Dr Haglund was joined by renowned US academic David Foran, who says the infamous Dr Crippen was not guilty as charged. Dr Hawley Harvey Crippen was an American homeopathic physician hanged in Pentonville Prison, on 23 November 1910, for the murder of his wife, would-be music hall singer Cora Henrietta Crippen (stage name Belle Elmore). Dr Crippen’s wife disappeared and later body parts were found buried in the cellar of their home. Dr Crippen and his lover Ethel ‘Le Neve’ Neave, disguised as a boy, were sailing to Canada when the Captain of the ship spotted them and alerted the British authorities by telegram, making him the first criminal to be captured with the aid of wireless communication. However Dr Foran says mitochondrial DNA evidence shows that the remains found beneath the cellar floor in Crippen's home were not that of Cora Crippen; his research was based on genealogical identification of her two grand-nieces.

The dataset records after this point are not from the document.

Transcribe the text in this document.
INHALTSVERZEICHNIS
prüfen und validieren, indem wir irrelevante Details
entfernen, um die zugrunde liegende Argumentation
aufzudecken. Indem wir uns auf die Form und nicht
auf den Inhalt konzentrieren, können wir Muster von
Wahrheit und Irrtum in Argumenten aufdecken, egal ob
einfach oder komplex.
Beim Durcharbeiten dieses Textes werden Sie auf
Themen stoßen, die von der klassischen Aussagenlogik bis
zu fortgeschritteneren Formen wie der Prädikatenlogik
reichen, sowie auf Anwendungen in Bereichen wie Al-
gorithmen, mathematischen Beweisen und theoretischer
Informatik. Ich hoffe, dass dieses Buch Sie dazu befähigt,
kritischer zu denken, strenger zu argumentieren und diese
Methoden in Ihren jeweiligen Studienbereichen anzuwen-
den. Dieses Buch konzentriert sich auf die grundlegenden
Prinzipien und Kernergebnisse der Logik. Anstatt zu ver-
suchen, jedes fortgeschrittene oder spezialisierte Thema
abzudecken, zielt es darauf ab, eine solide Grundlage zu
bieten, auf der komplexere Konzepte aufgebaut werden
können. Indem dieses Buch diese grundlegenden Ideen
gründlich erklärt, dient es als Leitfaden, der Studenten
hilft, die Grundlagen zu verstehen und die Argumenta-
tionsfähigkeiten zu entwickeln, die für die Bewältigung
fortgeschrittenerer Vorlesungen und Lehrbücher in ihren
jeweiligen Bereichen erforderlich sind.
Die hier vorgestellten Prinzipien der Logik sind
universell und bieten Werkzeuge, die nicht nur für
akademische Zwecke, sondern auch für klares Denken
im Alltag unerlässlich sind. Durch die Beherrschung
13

The conference also featured an evening event with the creator of the popular forensics drama Waking the Dead Barbara Machin. Responsible for attracting 8M viewers to the BBC, she discussed screening forensics.

The international event, sponsored by the Centre for the History of Science, Technology and Medicine (CHSTM), at Manchester’s Faculty of Life Sciences, and the Wellcome Trust, examined in analytical and historical perspective the remarkable prominence of forensic science and medicine in contemporary culture. It brought together leading scholars from history, sociology and socio-legal studies, media and cultural studies, and practitioners working within the diverse locations of forensic culture – from crime scenes and bio-medical laboratories to television studios. Topics for discussion included the politics and practice of DNA evidence, the use of "cold case review" in re-evaluating celebrated murder trials from the past, the historical invention of "crime scene investigation", the work of forensic identification at mass grave sites, and media forensics.

Organiser Dr Ian Burney said: “In the courtroom, in newspapers, and on our television screens, modern day forensics has never been so visible, so compelling and, in some respects, so contentious. This conference placed the remarkable prominence of forensic science and medicine in contemporary culture in analytical and historical perspective.”

Co-organiser Dr David Kirby added: “It brought together leading scholars from history, sociology and socio-legal studies, media and cultural studies, and practitioners working within the diverse spaces of forensic culture – from crime scenes and bio-medical laboratories to television studios. It will enable a genuinely cross-disciplinary conversation of interest to a broad audience of academics, forensic practitioners and the public.”